Response by the REIT sector to a decision by the Federal Government to consider changes to the structure of investment trusts was discussed at the RealREIT conference in Toronto this week.
The discussion was fueled by a 5.4% drop to 122.17 in the S&P/TSX REIT index (RTRE-I) on September 26th following the Governments announcement. The index has since made a significant recovery trading above 130 on Thursday afternooon.
According to Michael Brooks, Executive Director of the Real Property Association (RealPAC), “the Governments initiative isn’t intended to target REITs and the Oil and Gas sector. It was to target business trusts and the threat of big companies converting to trusts.” Other participants at the conference noted that the Government had not isolated REITs from other income trusts. Catherine Marshall, Senior Vice President, LaSalle Investment, said “The Government white paper included REITs along with other types of income trusts”.
With a market cap of $21-billion, the REIT sector makes up only 13% of the income trust market. From a total of 227 income trusts trading on the TSX, about 25 are REITs. RioCan and H&R are the only REITs in the top 20 income trusts by market capitalization.

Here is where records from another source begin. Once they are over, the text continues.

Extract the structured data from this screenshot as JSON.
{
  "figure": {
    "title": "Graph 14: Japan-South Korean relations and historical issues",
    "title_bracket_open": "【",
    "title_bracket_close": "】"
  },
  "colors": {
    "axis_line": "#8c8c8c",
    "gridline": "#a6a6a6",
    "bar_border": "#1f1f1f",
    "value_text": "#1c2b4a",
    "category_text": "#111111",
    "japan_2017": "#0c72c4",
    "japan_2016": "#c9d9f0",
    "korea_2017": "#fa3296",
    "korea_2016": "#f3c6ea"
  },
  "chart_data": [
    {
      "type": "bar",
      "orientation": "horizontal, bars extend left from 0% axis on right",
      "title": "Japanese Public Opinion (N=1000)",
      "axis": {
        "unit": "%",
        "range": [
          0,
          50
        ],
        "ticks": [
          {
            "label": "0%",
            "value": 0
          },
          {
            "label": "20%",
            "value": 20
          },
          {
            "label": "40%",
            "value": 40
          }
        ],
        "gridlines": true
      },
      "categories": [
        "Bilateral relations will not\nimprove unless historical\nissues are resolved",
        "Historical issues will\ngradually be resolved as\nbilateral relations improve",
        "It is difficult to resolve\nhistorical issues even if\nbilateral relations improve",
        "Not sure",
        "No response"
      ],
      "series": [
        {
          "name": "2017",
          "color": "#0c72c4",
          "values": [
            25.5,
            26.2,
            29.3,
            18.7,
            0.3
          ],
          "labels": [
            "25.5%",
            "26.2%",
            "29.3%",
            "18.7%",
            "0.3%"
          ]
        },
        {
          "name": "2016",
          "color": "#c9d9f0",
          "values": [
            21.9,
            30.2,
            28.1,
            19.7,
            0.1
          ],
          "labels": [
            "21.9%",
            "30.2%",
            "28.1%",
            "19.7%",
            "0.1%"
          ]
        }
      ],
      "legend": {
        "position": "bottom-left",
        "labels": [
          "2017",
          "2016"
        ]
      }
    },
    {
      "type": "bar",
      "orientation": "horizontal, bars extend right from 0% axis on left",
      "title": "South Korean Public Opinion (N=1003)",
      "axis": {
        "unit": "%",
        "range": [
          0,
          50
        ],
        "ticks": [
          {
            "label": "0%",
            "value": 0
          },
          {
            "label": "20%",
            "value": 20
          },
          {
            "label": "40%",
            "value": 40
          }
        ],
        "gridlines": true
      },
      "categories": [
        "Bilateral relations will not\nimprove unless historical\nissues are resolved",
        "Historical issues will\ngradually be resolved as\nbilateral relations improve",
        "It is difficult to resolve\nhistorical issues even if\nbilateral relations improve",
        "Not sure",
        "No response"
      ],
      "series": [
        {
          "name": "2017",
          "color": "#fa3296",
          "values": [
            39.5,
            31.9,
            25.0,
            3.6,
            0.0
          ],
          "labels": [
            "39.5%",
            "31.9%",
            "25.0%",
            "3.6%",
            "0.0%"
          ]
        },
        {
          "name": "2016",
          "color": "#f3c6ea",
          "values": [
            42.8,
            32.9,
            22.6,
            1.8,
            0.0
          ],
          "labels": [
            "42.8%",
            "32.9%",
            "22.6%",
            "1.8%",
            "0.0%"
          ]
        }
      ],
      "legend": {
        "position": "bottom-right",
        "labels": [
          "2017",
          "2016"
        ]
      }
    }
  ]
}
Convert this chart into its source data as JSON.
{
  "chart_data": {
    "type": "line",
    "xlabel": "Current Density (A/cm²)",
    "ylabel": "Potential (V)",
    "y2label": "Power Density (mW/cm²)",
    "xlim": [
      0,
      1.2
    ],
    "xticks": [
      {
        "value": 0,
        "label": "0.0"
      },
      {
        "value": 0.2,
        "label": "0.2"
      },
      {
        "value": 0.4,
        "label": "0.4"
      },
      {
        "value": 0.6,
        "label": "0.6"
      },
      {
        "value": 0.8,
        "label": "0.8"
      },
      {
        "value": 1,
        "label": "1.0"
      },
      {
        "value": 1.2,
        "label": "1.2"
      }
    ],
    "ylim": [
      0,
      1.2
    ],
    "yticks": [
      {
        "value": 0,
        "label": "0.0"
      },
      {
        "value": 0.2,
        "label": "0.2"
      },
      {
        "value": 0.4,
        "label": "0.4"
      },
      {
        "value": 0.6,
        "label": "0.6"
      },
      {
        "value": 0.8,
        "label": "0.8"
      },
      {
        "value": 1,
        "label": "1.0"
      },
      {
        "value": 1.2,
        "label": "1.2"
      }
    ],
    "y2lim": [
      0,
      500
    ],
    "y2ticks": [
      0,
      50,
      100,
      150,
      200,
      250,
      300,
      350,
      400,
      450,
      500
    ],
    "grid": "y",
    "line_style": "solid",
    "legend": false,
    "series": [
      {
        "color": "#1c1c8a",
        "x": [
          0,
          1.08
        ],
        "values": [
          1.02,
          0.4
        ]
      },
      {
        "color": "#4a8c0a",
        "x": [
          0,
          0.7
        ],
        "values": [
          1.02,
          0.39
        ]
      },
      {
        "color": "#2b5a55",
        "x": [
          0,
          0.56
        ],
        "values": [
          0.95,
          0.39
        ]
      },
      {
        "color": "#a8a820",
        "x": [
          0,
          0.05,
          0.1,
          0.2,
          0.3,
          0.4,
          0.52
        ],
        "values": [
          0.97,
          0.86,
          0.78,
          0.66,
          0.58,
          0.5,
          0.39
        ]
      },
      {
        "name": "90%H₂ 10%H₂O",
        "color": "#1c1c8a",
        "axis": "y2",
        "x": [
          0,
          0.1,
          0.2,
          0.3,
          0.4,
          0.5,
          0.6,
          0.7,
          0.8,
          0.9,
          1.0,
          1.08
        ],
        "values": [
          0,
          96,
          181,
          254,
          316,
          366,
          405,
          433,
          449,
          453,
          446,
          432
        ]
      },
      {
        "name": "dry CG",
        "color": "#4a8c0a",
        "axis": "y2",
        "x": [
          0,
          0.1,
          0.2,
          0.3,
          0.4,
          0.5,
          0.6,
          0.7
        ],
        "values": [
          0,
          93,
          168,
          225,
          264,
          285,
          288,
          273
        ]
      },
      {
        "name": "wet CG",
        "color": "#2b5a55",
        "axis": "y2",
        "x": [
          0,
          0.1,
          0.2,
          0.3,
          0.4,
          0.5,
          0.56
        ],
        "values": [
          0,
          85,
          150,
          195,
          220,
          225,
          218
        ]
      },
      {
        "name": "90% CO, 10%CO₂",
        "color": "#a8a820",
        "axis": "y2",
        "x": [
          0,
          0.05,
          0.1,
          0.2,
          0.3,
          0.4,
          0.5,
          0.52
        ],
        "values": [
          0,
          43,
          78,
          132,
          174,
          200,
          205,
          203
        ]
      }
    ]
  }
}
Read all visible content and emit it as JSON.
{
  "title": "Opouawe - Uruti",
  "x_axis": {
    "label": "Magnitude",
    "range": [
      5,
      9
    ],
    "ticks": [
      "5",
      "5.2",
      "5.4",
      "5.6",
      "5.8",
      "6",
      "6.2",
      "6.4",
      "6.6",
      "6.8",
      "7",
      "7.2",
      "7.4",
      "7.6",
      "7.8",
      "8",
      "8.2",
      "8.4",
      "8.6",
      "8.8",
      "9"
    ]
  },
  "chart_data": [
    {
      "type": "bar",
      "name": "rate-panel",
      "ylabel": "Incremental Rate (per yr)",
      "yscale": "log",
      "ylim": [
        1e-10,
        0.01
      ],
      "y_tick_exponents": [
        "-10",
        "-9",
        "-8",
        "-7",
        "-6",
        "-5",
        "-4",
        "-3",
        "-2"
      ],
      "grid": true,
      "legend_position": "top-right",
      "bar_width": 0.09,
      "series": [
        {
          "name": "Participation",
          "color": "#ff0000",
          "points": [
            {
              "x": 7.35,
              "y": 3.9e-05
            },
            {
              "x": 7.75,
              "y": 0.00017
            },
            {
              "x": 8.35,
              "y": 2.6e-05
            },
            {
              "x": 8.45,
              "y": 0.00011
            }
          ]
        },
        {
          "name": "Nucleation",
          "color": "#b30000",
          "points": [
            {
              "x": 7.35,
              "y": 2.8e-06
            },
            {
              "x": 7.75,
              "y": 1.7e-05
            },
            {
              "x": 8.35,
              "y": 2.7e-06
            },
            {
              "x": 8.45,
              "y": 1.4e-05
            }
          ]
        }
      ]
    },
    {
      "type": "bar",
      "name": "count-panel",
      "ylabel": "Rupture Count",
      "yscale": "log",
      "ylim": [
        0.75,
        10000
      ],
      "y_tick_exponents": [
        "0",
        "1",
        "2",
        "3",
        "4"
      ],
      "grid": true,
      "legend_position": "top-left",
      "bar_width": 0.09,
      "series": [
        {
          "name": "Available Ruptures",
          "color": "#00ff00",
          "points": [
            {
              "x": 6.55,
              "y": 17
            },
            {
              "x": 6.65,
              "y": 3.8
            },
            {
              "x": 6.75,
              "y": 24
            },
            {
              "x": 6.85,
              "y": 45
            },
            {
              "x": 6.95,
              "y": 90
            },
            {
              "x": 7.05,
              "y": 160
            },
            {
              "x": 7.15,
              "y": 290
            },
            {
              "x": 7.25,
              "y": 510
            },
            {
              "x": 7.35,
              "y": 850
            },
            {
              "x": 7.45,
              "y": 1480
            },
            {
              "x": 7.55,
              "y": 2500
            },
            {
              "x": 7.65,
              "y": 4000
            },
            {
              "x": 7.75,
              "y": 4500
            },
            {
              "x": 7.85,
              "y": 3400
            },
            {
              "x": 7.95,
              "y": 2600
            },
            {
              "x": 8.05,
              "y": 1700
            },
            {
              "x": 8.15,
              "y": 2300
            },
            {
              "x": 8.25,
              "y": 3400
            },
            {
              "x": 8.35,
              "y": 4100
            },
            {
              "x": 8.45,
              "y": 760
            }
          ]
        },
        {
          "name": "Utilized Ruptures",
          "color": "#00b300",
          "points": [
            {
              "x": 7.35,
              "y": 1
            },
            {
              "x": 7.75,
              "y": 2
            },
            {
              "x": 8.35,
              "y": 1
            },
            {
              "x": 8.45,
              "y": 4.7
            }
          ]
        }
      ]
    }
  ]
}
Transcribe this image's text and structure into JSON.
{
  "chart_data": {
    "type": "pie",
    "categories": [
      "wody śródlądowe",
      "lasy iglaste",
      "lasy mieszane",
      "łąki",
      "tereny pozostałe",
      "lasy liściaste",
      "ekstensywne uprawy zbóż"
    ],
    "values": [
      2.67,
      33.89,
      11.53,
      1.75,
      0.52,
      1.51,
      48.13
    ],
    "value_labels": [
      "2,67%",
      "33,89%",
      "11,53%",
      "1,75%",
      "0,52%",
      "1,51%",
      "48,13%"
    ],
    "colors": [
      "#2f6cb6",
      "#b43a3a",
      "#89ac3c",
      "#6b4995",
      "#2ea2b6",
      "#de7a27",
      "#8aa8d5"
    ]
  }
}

Unlike other income trusts, REITs were established under specific legislation passed in 1994. REITs offer a form of ‘passive income’ where the under lying value of the real estate provides security for the investment. Ira Gluskin, President of Gluskin Sheff and Associates said that the “stability of real estate will triumph over other income trusts”.
REITs are an international phenomena with established and growing REIT markets in the U.S., Australia, Asia and Europe. While REITs are evident in other countries, Canadian income trust legislation is unique to Canada.
According to Michael Smith, Vice President and Real Estate Analyst with National Bank Financial, “Globalization of REITs will result in the separation of REITs as a separate sector” in what he referred to as ‘a carving out of REITs’. Because Canadian pension funds own about $80-billion dollars in real estate that would otherwise be considered ideal in a REIT structure, there is a ‘shortage of REITs in Canada’. His advice to the Federal Government was to ‘leave the REIT sector alone’.
Michael Brooks, Executive Director of RealPAC expects “the Federal Government will act to make income trusts less attractive by lowering dividend tax.” The effect of lowering dividend tax will be to improve returns in other types of corporations.
Bill Kennedy, President and COO, Morguard REIT indicated that RealPAC will be ‘making noise’ on behalf of the REIT sector with the goal of differentiating REITs from other types of income trusts. The Government has provided a December 31, 2005 deadline for comment.
Catherine Marshall, Senior Vice President, LaSalle Investment indicated she thought, “The average investor is not differentiating between income trusts and REITs.” At this time RealPAC has no plan to address the average investors view of REITs.